This year, rather than posting a couple of giant posts about what I saw at the Milan Furniture Fair (as I did in 2005 and 2004), I'm going to post a series of smaller notes about the thoughts I had while at the fair. These are not going to be in any kind of priority, but mostly impressions I had as I was looking back at the photographs I took. Here's the first one.
The building
The Fair used to be held in an old warren of buildings that had been built up haphazardly into a complex known as the Amandola Fiere. The new Rho fair building complex, designed by Massimiliano Fuksas, is much larger and cleaner and comfortable in many ways but (and you knew there was a but coming), I think it suffers from classic anti-personal Modernist excesses that I thought had disappeared in the 70s. It is not as desperately human-hostile as the worst excesses of 1950s monumental architecture, but it's definitely built with a good chunk of that kind of Modernist blindness to the user experience.
- It's built around a single enormous aisle that connects all 20-some enormous pavilions, which means that there are crowds and bottlenecks at the single path through the space.
- There's no rapid transportation in it, so unless you know how to find one of the shuttle busses that careen through the outer parking lots, you have to walk what seems like miles (the place is huge and it takes maybe 15 minutes walking at a good clip to get from one end of the aisle to the other).
- There are no obvious architectural cues for where the entrances are, and in fact the obvious places to enter it from the subway (how most people get there) is actually not an entrance, and guards have to be positioned there to direct crowds up escalators over a walkway and then down again to the real entrances.
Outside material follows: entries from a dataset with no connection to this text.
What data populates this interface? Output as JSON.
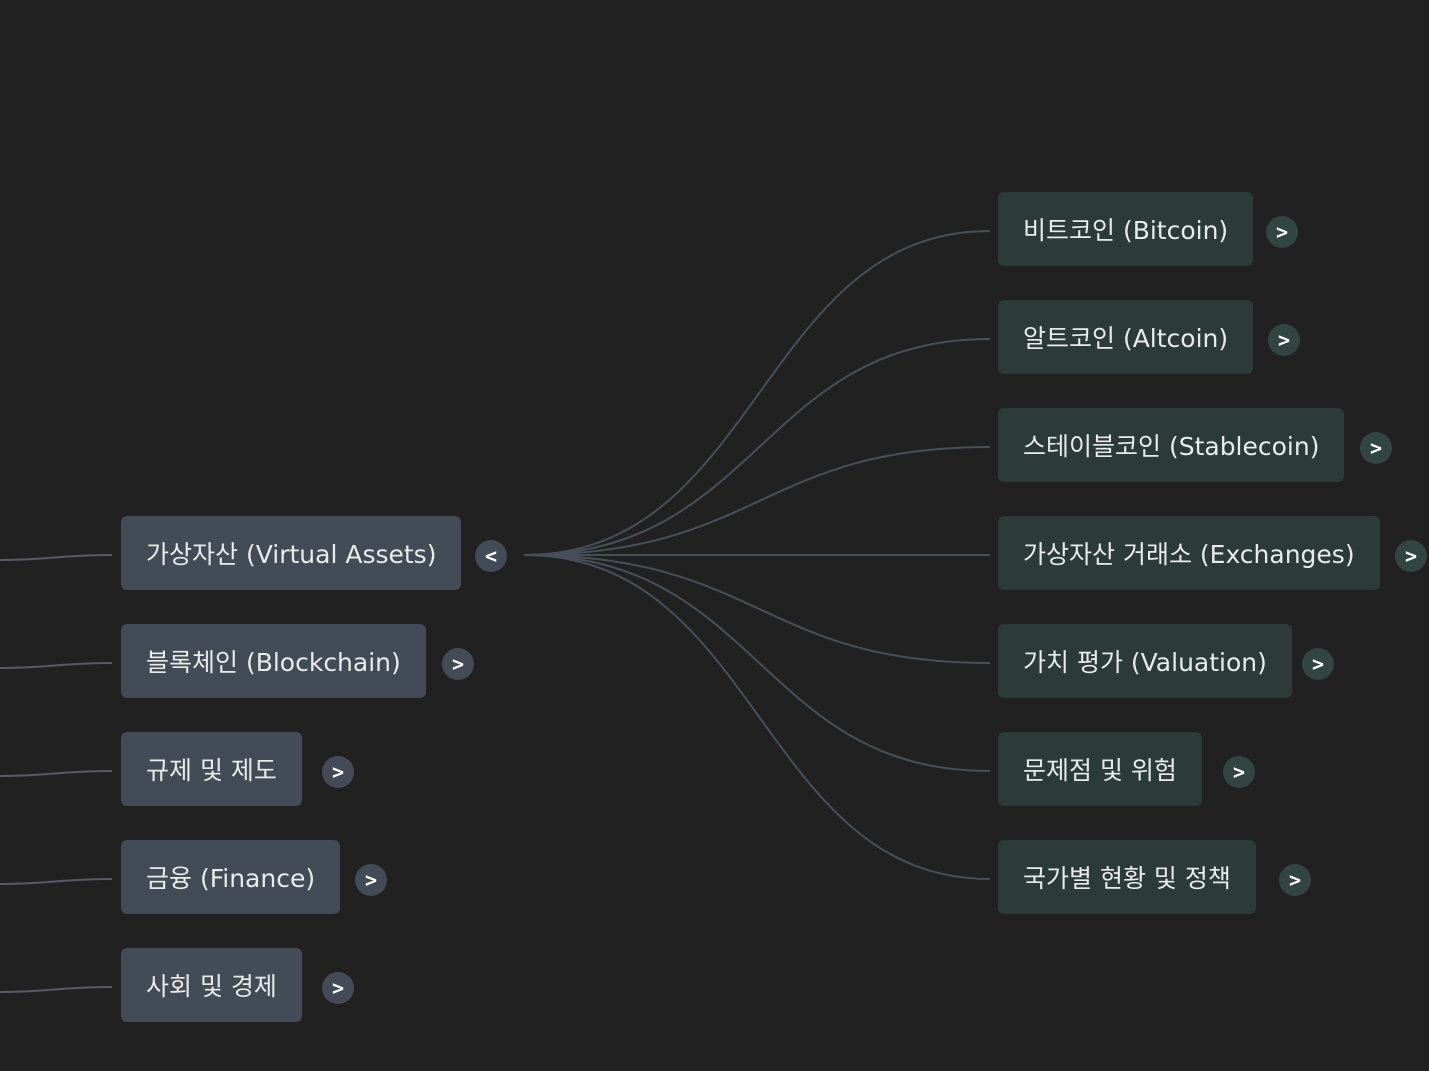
{
  "mindmap": {
    "left_column": [
      {
        "label": "가상자산 (Virtual Assets)",
        "toggle": "<"
      },
      {
        "label": "블록체인 (Blockchain)",
        "toggle": ">"
      },
      {
        "label": "규제 및 제도",
        "toggle": ">"
      },
      {
        "label": "금융 (Finance)",
        "toggle": ">"
      },
      {
        "label": "사회 및 경제",
        "toggle": ">"
      }
    ],
    "expanded_index": 0,
    "right_column": [
      {
        "label": "비트코인 (Bitcoin)",
        "toggle": ">"
      },
      {
        "label": "알트코인 (Altcoin)",
        "toggle": ">"
      },
      {
        "label": "스테이블코인 (Stablecoin)",
        "toggle": ">"
      },
      {
        "label": "가상자산 거래소 (Exchanges)",
        "toggle": ">"
      },
      {
        "label": "가치 평가 (Valuation)",
        "toggle": ">"
      },
      {
        "label": "문제점 및 위험",
        "toggle": ">"
      },
      {
        "label": "국가별 현황 및 정책",
        "toggle": ">"
      }
    ],
    "colors": {
      "background": "#212121",
      "level1_node": "#434b56",
      "level2_node": "#2c3b38",
      "left_edge": "#595868",
      "right_edge": "#47505a"
    }
  }
}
- Inside, among all of the pavilions, there's virtually no way to tell which one you're in.
- The signage is all identically red and the repeating columns and flat perspective obscure any kind of perspective.
All this means that you do a LOT of walking, which makes the fact that there's no place to sit down that much more ironic, especially considering it's a furniture fair.
That said, it's not nearly as chaotic as the old Amandola fairground and the facilities seem modern. Plus, I think that the major decorative elements--the giant blimp-like shapes that I think are conference rooms, the glass polygon-mesh roof and the wacky conical columns, are great.
Fabio and I saw Fuksas walking around the fair, by himself, seemingly lost in thought in that "I'm a master architect" kind of way. I think there are some beautiful things about the new fair, but I hope he noticed how people were actually using the space, the trouble they were having, and then fixes it.